But they wouldn't be competent performers of it unless they had this innate capacity
to acquire language very rapidly, much more rapidly than it could possibly be explained
by sort of trial and error learning.
But that's not, I think, where the controversy arises between culture and biology.
I mean, we know linguistically that this is something.
So why do you say the center of that controversy between?
culture remote. Well, I think that, and this is where I think, Stephen, I differ to some extent.

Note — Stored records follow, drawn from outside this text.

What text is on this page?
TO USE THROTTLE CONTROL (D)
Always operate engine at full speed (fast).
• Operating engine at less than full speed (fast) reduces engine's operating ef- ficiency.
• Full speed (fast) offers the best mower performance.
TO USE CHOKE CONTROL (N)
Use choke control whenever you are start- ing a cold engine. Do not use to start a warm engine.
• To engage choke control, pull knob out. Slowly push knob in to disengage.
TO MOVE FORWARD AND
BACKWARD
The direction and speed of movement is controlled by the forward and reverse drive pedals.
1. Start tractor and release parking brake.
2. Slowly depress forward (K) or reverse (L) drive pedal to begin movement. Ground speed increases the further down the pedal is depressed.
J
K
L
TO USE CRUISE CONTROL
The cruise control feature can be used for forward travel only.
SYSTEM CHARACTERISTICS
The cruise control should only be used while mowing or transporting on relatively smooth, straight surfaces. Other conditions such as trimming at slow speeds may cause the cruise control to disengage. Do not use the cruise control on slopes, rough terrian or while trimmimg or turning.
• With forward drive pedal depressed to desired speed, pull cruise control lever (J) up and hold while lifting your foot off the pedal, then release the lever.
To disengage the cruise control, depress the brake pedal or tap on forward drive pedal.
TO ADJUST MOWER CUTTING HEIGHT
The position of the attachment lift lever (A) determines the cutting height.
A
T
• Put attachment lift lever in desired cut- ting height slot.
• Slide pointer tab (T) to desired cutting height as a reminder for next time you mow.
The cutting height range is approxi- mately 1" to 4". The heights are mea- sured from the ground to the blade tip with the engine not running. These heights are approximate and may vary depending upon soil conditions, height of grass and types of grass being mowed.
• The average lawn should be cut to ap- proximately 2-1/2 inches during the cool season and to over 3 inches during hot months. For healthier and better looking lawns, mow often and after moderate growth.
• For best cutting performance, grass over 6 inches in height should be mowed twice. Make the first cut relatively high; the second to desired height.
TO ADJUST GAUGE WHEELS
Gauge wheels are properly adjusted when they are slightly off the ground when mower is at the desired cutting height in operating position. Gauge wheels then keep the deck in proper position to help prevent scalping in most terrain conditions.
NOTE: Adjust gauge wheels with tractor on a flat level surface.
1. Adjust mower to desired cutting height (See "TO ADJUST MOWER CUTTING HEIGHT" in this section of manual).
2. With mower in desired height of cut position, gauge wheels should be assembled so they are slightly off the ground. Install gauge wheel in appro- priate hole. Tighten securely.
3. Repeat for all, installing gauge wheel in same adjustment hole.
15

I think that there has been a sort of vast trade of evolutionary psychology, which I think has
overstressed the extent to which we are, in fact, creatures of our heredity, rather than
creations of our culture as well.
Stephen Finker.
I would see our discussion of language as being a model for how to look at the interaction
of biology and culture elsewhere, namely that what biology gives us is an ability to learn in
certain ways to pay attention to certain aspects of the environment and ignore others, to have
certain goals to analyze the world in certain categories. And just as we don't inherit Japanese,
but we inherit an ability to acquire a range of languages that includes Japanese, we might
inherit a way of parsing the cultural world to pay attention to certain aspects of behavior,
to be able to learn certain things easily and certain things, not at all. So I don't even like
thinking of biology and culture as two complementary ingredients
because they're really different categories.
Culture is one of the things that happens
when you have an innate learning ability in a species
and then you let the members of the species interact
and bump into each other
and culture is what emerges as a result of that interaction.

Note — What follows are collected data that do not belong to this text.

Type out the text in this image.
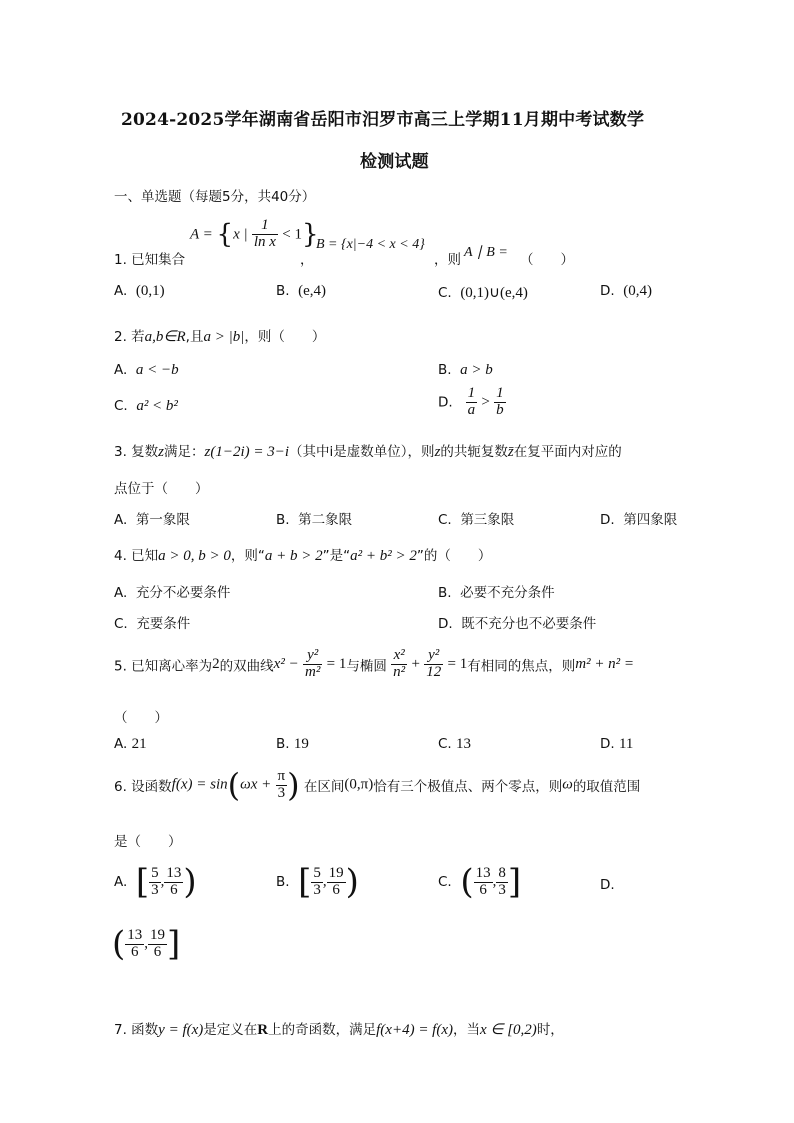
2024-2025学年湖南省岳阳市汨罗市高三上学期11月期中考试数学
检测试题
一、单选题（每题5分，共40分）
1. 已知集合
A = {x | $\frac{1}{\text{ln x}} < 1$}
，
B = {x|−4 < x < 4}
，则 A ∣ B = （　　）
A. (0,1)	B. (e,4)	C. (0,1)∪(e,4)	D. (0,4)
2. 若a,b∈R,且a > |b|，则（　　）
A. a < −b	B. a > b
C. a² < b²	D. $\frac{1}{a} > \frac{1}{b}$
3. 复数z满足：z(1−2i) = 3−i（其中i是虚数单位），则z的共轭复数z̄在复平面内对应的
点位于（　　）
A. 第一象限	B. 第二象限	C. 第三象限	D. 第四象限
4. 已知a > 0, b > 0，则“a + b > 2”是“a² + b² > 2”的（　　）
A. 充分不必要条件	B. 必要不充分条件
C. 充要条件	D. 既不充分也不必要条件
5. 已知离心率为2的双曲线$x^2 - \frac{\text{y²}}{\text{m²}} = 1$与椭圆 $\frac{\text{x²}}{\text{n²}} + \frac{\text{y²}}{12} = 1$有相同的焦点，则m² + n² =
（　　）
A. 21	B. 19	C. 13	D. 11
6. 设函数$f(x) = \sin(\omega x + \frac{\pi}{3}$ ) 在区间(0,π)恰有三个极值点、两个零点，则ω的取值范围
是（　　）
A. [ $\frac{5}{3}$ , $\frac{13}{6}$ )	B. [ $\frac{5}{3}$ , $\frac{19}{6}$ )	C. ( $\frac{13}{6}$ , $\frac{8}{3}$ ]	D.
( $\frac{13}{6}$ , $\frac{19}{6}$ ]
7. 函数y = f(x)是定义在R上的奇函数，满足f(x+4) = f(x)，当x ∈ [0,2)时，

No, but I think that there has been a frightful disparagement
on the part of people who have perhaps drunk too deeply
at the wells of neurobiology.
A disparagement of what, for example,
for one couple of authors, Tubby and Cosmedes,
have attacked as the standard social science research model,
indicating that social studies and sociology
are sort of derelict enterprises,
and that if only sociologists were to direct their attention
towards, for example, game theory and to genetics
and notions of inclusive fitness and so forth,
we'd have the human sciences down to a T,
and I think it's a Philistine approach
to the extraordinary varieties of culture,
Of course they co-evolve in some way, but I don't think that culture is on this sort of short leash of hereditary compulsion, which some people imply.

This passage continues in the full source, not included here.